2 Gedanken zu „Lannoy Alfred Loisy“

  1. My warmest thanks for the very detailed, interesting, and positive review of my book. I greatly appreciate it.
    Thank you also for the many links to current debates, such as the controversy on the name of the IAHR (which in the end I decided no to mention in my book, but only after great hesitation), and for the references to interesting publications.
    To answer just quickly to one of the questions raised in your text: it is difficult to know whether Loisy knew Usener’s work when he was writing his Leçon d’ouverture in 1909. I have asked myself the exact same question!
    My (careful) reply would be that he didn’t know it directly until somewhere between 1913 and 1914. As far as I know, he only cites Usener’s seminal essay on “Heilige Handlung” in his Essai historique sur le sacrifice, written in 1915-16. As you wrote, Loisy’s own theory on ritual is influenced by British anthropology (as was Usener’s, though definitely not to the same extent), by Reinach’s anthropological-psychological views, and by French sociology.

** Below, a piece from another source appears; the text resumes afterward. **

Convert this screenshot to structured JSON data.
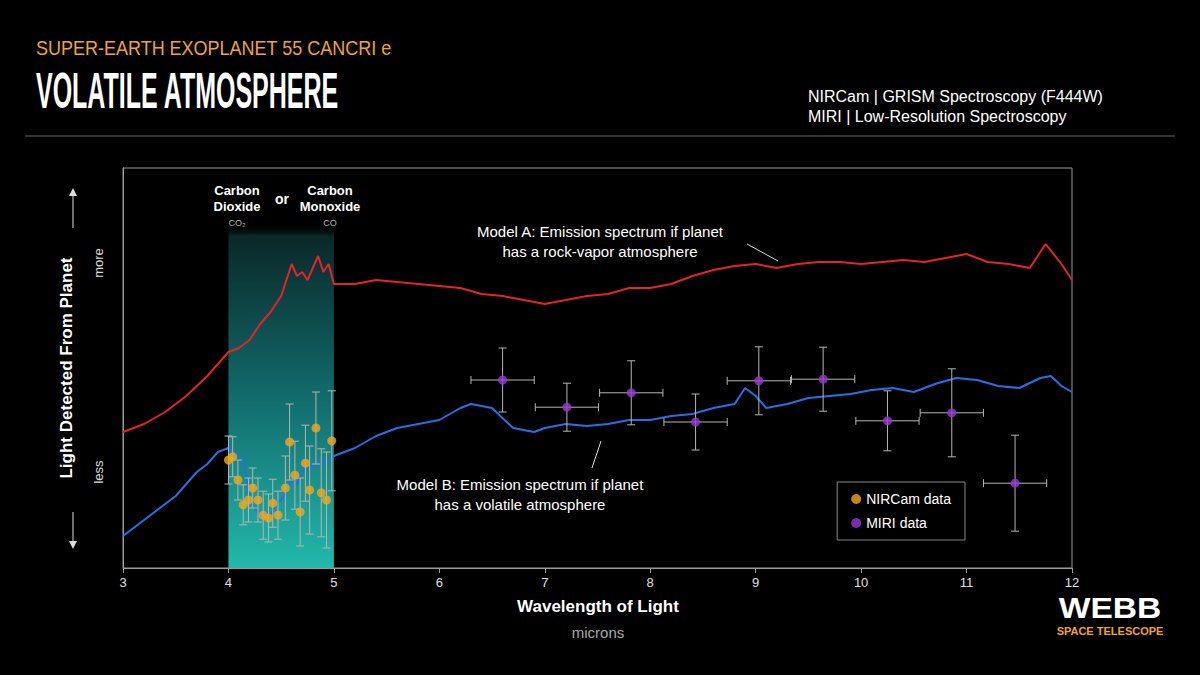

    This being said, Reinach himself was familiar with Usener’s work, and he knew Usener’s “Heilige Handlung” very well. And the same goes for Frazer. Reinach, Frazer, and Usener were also in contact through correspondence. The missing link between Reinach and Usener is Louis Duchesne… another scholar who was important to Loisy.
    It is frustrating (and irritating) that Loisy hardly ever mentioned his sources, but I do think that he only started to delve into the work of Usener after getting acquainted with Usener’s students like Norden and Reitzenstein, and why not: Cumont!